Single by Rebecca Black
- Released: November 15, 2011
- Genre: Dance-pop
- Length: 3:20
- Label: RB Records
- Songwriters: Rebecca Black, Charlton Pettus, Wendy Page

Rebecca Black singles chronology
| "My Moment" (2011) | "Person of Interest" (2011) | "Sing It" (2012) |

Music video
- "Person of Interest" on YouTube

= Person of Interest (song) =

"Person of Interest" is a song by American singer Rebecca Black. It was released on the iTunes Store under the label RB Records, as Black's third single on November 15, 2011. The accompanying music video was also released on that day. The song received mixed reviews from critics, though they were not as critical as for her previous singles.

==Background==
On October 25, 2011, Black announced via Twitter that she was in the filming process of her music video for her upcoming single. Five days later Black confirmed that the title of the upcoming single was "Person of Interest". Later that day, Black spoke with mun2, a Latino broadcast channel. On November 10, she revealed the cover artwork for "Person of Interest" on her Facebook page.

==Composition==

The song is played in an E minor key and follows the chord progression C−G/B−Em for most of the song. Rebecca Black describes "Person of Interest" as "a love song but it's not a love song. It's about almost teenage crushes — when you're not in love yet but you really like a guy — which I'm really excited about because I don't think there are too many out like that. It's very much a dance type song. It will make you get up and dance and sing along in your car."

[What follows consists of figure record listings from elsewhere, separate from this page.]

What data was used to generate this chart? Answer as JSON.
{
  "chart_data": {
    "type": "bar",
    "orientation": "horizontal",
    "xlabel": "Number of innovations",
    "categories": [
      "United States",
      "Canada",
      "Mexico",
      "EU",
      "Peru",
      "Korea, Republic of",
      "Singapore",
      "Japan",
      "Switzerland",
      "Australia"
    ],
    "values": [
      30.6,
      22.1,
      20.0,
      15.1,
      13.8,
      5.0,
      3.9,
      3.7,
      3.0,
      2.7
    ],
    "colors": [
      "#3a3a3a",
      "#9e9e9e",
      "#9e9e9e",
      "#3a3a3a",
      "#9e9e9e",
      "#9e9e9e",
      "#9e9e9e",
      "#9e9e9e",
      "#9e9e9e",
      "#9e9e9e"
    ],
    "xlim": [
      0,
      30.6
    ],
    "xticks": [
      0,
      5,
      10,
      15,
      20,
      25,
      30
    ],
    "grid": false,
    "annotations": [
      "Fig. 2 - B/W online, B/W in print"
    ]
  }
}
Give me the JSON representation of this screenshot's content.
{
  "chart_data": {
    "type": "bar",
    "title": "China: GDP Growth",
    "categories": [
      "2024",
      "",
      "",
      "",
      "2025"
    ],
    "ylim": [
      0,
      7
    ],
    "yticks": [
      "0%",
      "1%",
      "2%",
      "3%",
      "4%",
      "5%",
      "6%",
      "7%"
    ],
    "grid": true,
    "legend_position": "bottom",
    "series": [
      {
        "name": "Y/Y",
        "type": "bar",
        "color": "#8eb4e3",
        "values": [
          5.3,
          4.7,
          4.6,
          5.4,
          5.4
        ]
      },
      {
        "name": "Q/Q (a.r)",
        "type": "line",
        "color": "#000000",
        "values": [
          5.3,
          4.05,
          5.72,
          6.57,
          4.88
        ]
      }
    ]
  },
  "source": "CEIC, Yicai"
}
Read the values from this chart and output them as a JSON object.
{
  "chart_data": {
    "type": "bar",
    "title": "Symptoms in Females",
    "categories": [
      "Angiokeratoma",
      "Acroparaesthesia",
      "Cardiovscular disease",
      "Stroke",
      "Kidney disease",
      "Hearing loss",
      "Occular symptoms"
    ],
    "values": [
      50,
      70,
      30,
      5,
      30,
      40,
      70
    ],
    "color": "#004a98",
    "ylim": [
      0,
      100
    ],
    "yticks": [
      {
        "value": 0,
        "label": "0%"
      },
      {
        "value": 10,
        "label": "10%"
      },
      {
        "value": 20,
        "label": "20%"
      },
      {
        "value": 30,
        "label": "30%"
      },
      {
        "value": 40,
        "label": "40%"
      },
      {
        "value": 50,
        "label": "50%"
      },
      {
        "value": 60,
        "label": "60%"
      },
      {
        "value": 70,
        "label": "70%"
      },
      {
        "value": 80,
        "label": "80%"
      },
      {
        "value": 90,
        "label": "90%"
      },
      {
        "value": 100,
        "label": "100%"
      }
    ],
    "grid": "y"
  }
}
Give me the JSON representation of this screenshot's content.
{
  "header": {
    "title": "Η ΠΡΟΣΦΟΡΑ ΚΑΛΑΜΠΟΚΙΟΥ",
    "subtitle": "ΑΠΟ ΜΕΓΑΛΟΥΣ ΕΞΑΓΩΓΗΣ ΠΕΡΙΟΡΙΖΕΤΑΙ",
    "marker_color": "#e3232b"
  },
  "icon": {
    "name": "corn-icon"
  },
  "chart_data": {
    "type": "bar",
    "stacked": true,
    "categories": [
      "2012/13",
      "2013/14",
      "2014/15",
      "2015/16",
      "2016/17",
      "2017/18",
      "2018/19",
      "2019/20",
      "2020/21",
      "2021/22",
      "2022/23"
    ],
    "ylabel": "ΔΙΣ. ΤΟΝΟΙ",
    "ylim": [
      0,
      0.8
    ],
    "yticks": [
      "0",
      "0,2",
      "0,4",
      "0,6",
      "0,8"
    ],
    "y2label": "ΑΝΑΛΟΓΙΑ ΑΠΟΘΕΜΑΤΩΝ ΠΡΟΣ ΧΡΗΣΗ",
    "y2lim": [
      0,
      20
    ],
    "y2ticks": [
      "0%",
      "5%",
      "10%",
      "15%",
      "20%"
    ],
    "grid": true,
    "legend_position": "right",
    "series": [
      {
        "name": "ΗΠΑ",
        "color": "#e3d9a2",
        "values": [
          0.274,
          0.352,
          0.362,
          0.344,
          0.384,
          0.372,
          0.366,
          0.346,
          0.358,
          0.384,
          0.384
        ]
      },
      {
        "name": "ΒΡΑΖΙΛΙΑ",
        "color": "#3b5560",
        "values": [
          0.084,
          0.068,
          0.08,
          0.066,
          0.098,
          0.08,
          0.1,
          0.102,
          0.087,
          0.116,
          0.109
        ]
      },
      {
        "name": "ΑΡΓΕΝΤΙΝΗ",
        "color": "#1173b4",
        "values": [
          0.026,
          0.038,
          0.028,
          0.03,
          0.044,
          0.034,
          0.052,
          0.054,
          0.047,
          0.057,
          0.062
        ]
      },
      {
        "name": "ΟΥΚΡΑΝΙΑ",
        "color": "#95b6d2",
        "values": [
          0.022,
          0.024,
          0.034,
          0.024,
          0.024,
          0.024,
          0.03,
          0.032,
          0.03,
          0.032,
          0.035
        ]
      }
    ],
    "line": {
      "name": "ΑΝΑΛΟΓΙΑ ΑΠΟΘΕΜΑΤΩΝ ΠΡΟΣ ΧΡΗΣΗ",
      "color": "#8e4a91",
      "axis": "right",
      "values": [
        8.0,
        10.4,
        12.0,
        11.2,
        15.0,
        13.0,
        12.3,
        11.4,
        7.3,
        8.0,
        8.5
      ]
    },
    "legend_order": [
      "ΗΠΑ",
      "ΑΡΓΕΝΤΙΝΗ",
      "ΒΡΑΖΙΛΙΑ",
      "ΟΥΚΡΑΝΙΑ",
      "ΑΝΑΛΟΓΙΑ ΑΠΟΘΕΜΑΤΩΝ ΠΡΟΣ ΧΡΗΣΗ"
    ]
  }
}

The song opens with Black singing "When I talk, you listen, I like that/When you listen, you smile and I like that/Why you lookin' lookin' at me just like that?" Near the end of the song, Black sings "Can't deny, you're implicated/In the mayhem in my mind/What has got me so frustrated/You should be mine, you should be mine"

==Reception==
"Person of Interest" received mixed to negative reviews from music critics. Entertainment Weekly admitted that the song "could totally pass as a throwaway Selena Gomez or early Miley Cyrus track, so she’s got that going for her in the teen-pop realm." James Montgomery of MTV News criticized the use of pitch correction on Black's vocals saying "Her voice is still lacquered with studio sheen, particularly on the chorus and the "emotive" breakdown toward the back end, when all the instrumentation falls away and we're left with nothing more than Black's squelched-yet-slippery vocals." Nora Gasparian of HollyscoopTV described the song as "corny" and said "The song actually sounds a lot like Katy Perry's "Last Friday Night (T.G.I.F.)" Lauren Croteau of KOvideo stated "The lyrics are lacking a bit but it's a far cry better than what we saw in "Friday"."

==Music video==
On November 3, 2011, Black posted a teaser of the music video on her YouTube channel and again on November 10 with a small sneak peek of the song playing in the background. "Person of Interest" and its music video were released on November 15, 2011. Within 48 hours of its release, the video received over 1,000,000 views on YouTube.

The video opens with the camera zoomed in on a police line. Black is then seen inside the police line describing to a police officer the appearance of her "person of interest" while the officer draws a sketch on a piece of paper. She is then seen competing in fun activities in an amusement park with her person of interest, a kid who resembles Justin Bieber, portrayed by Alex Constancio, such as mini-golf and riding on go karts. The video ends with Black walking off with her person of interest outside the police line. The video was shot at Golf N' Stuff in Norwalk, California, which is also known for having been a location in the movie The Karate Kid.